Eine charmante Variante der Expeditus-Legende will wissen, dass fromme Pariser Ordensfrauen um die Zusendung von Reliquien aus Rom baten. Die Rücksendung habe die italienische Aufschrift "spedito" (eilig) getragen - was die Nonnen als den Namen des enthaltenen Heiligen deuteten. Nach La Reunion schließlich kam der Römer wohl in den 1920er Jahren über Frankreich, dessen Kolonie die Insel seit dem 17. Jahrhundert war.
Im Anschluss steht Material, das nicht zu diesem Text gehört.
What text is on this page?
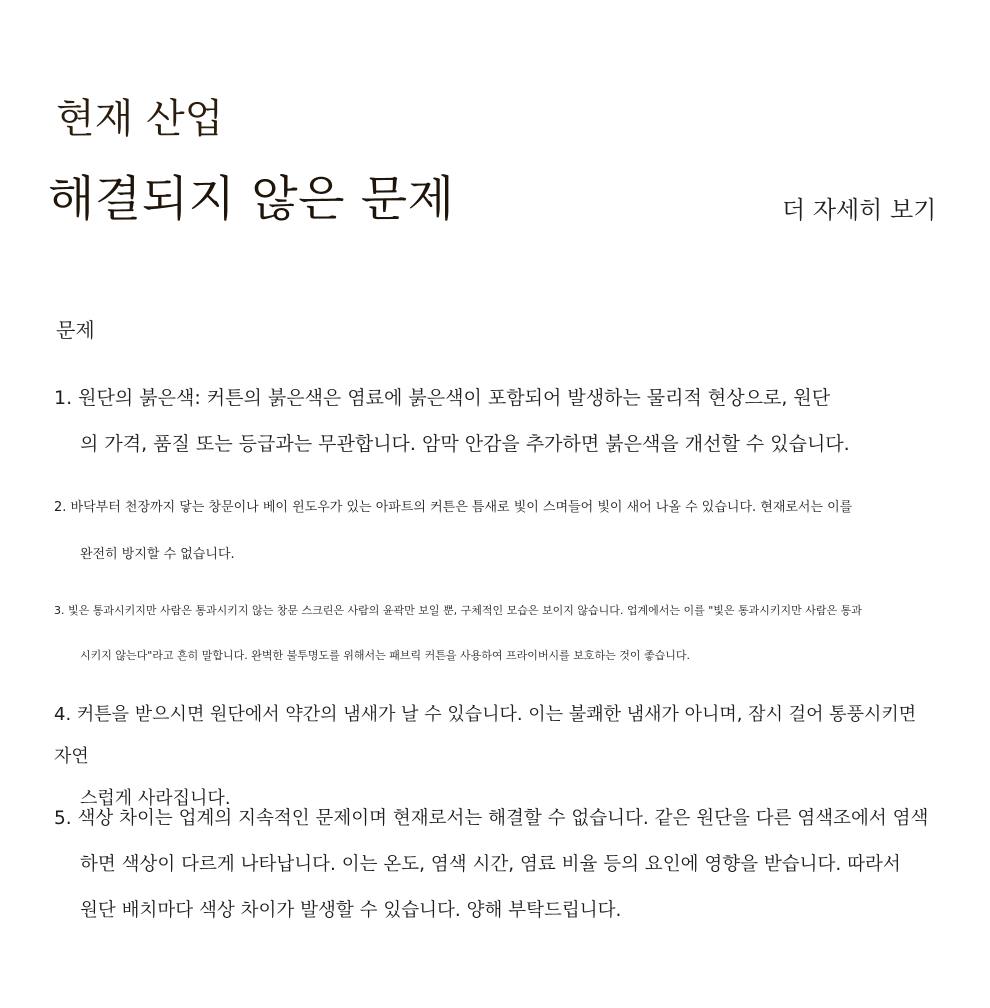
현재 산업
해결되지 않은 문제	더 자세히 보기
문제

1. 원단의 붉은색: 커튼의 붉은색은 염료에 붉은색이 포함되어 발생하는 물리적 현상으로, 원단
의 가격, 품질 또는 등급과는 무관합니다. 암막 안감을 추가하면 붉은색을 개선할 수 있습니다.

2. 바닥부터 천장까지 닿는 창문이나 베이 윈도우가 있는 아파트의 커튼은 틈새로 빛이 스며들어 빛이 새어 나올 수 있습니다. 현재로서는 이를
완전히 방지할 수 없습니다.

3. 빛은 통과시키지만 사람은 통과시키지 않는 창문 스크린은 사람의 윤곽만 보일 뿐, 구체적인 모습은 보이지 않습니다. 업계에서는 이를 "빛은 통과시키지만 사람은 통과
시키지 않는다"라고 흔히 말합니다. 완벽한 불투명도를 위해서는 패브릭 커튼을 사용하여 프라이버시를 보호하는 것이 좋습니다.

4. 커튼을 받으시면 원단에서 약간의 냄새가 날 수 있습니다. 이는 불쾌한 냄새가 아니며, 잠시 걸어 통풍시키면 자연
스럽게 사라집니다.

5. 색상 차이는 업계의 지속적인 문제이며 현재로서는 해결할 수 없습니다. 같은 원단을 다른 염색조에서 염색
하면 색상이 다르게 나타납니다. 이는 온도, 염색 시간, 염료 비율 등의 요인에 영향을 받습니다. 따라서
원단 배치마다 색상 차이가 발생할 수 있습니다. 양해 부탁드립니다.
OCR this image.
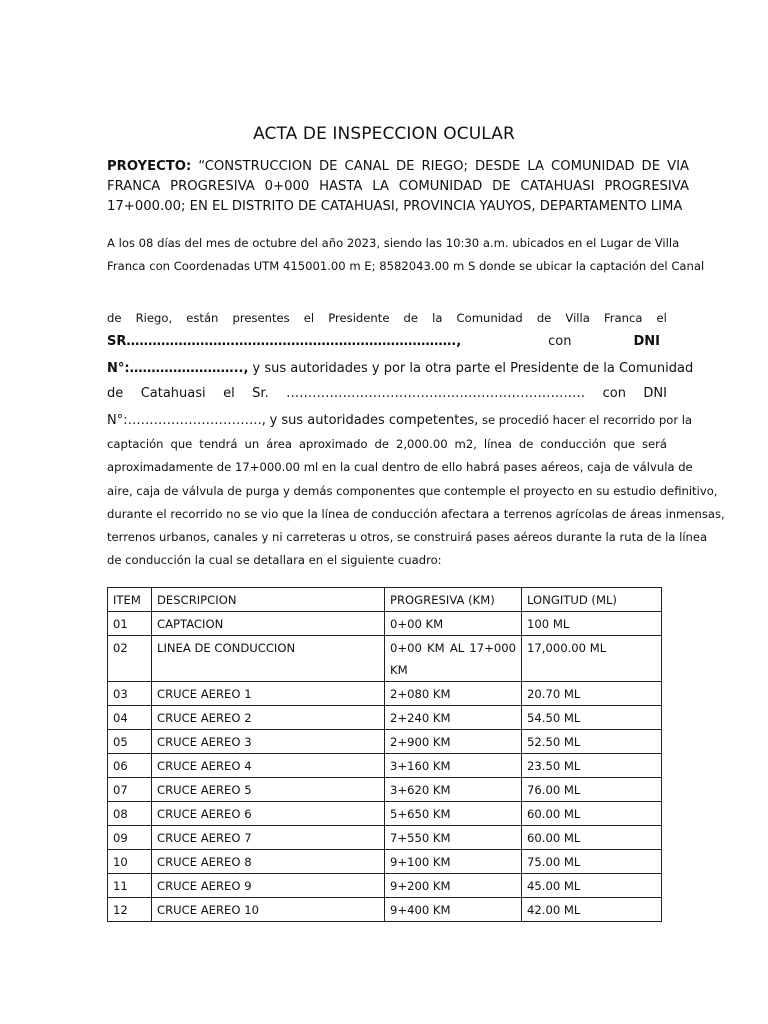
ACTA DE INSPECCION OCULAR
PROYECTO: “CONSTRUCCION DE CANAL DE RIEGO; DESDE LA COMUNIDAD DE VIA FRANCA PROGRESIVA 0+000 HASTA LA COMUNIDAD DE CATAHUASI PROGRESIVA 17+000.00; EN EL DISTRITO DE CATAHUASI, PROVINCIA YAUYOS, DEPARTAMENTO LIMA
A los 08 días del mes de octubre del año 2023, siendo las 10:30 a.m. ubicados en el Lugar de Villa
Franca con Coordenadas UTM 415001.00 m E; 8582043.00 m S donde se ubicar la captación del Canal
de Riego, están presentes el Presidente de la Comunidad de Villa Franca el
SR………………………………………………………………….,	con	DNI
N°:…………………….., y sus autoridades y por la otra parte el Presidente de la Comunidad
de Catahuasi el Sr. …………………………………………………………… con DNI
N°:…………………………., y sus autoridades competentes, se procedió hacer el recorrido por la
captación que tendrá un área aproximado de 2,000.00 m2, línea de conducción que será
aproximadamente de 17+000.00 ml en la cual dentro de ello habrá pases aéreos, caja de válvula de
aire, caja de válvula de purga y demás componentes que contemple el proyecto en su estudio definitivo,
durante el recorrido no se vio que la línea de conducción afectara a terrenos agrícolas de áreas inmensas,
terrenos urbanos, canales y ni carreteras u otros, se construirá pases aéreos durante la ruta de la línea
de conducción la cual se detallara en el siguiente cuadro:
ITEM	DESCRIPCION	PROGRESIVA (KM)	LONGITUD (ML)
01	CAPTACION	0+00 KM	100 ML
02	LINEA DE CONDUCCION	0+00 KM AL 17+000 KM	17,000.00 ML
03	CRUCE AEREO 1	2+080 KM	20.70 ML
04	CRUCE AEREO 2	2+240 KM	54.50 ML
05	CRUCE AEREO 3	2+900 KM	52.50 ML
06	CRUCE AEREO 4	3+160 KM	23.50 ML
07	CRUCE AEREO 5	3+620 KM	76.00 ML
08	CRUCE AEREO 6	5+650 KM	60.00 ML
09	CRUCE AEREO 7	7+550 KM	60.00 ML
10	CRUCE AEREO 8	9+100 KM	75.00 ML
11	CRUCE AEREO 9	9+200 KM	45.00 ML
12	CRUCE AEREO 10	9+400 KM	42.00 ML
Für die Ausbreitung des Kultes in Amerika gibt es bislang keine plausiblen Erklärungen. Gut möglich, dass er ursprünglich über europäische Einwanderer auf dem Kontinent Fuß fasste, etwa in Argentinien, Chile und Brasilien, wo eine Stadt nach ihm benannt ist. Von dort gelangte er wohl auch in das bolivianische Tiefland rund um die Stadt Santa Cruz. Dort fördern teils finanzkräftige Expeditus-Gesellschaften unter anderem den Bau von Kirchen und Kappellen. Auch im virtuellen Zeitalter ist der eilige Heilige längst angekommen. Im ältesten Gotteshaus der US-Südstaatenmetropole New Orleans wird er auf zeitgemäße Weise verehrt: als Schutzpatron der Computerbastler.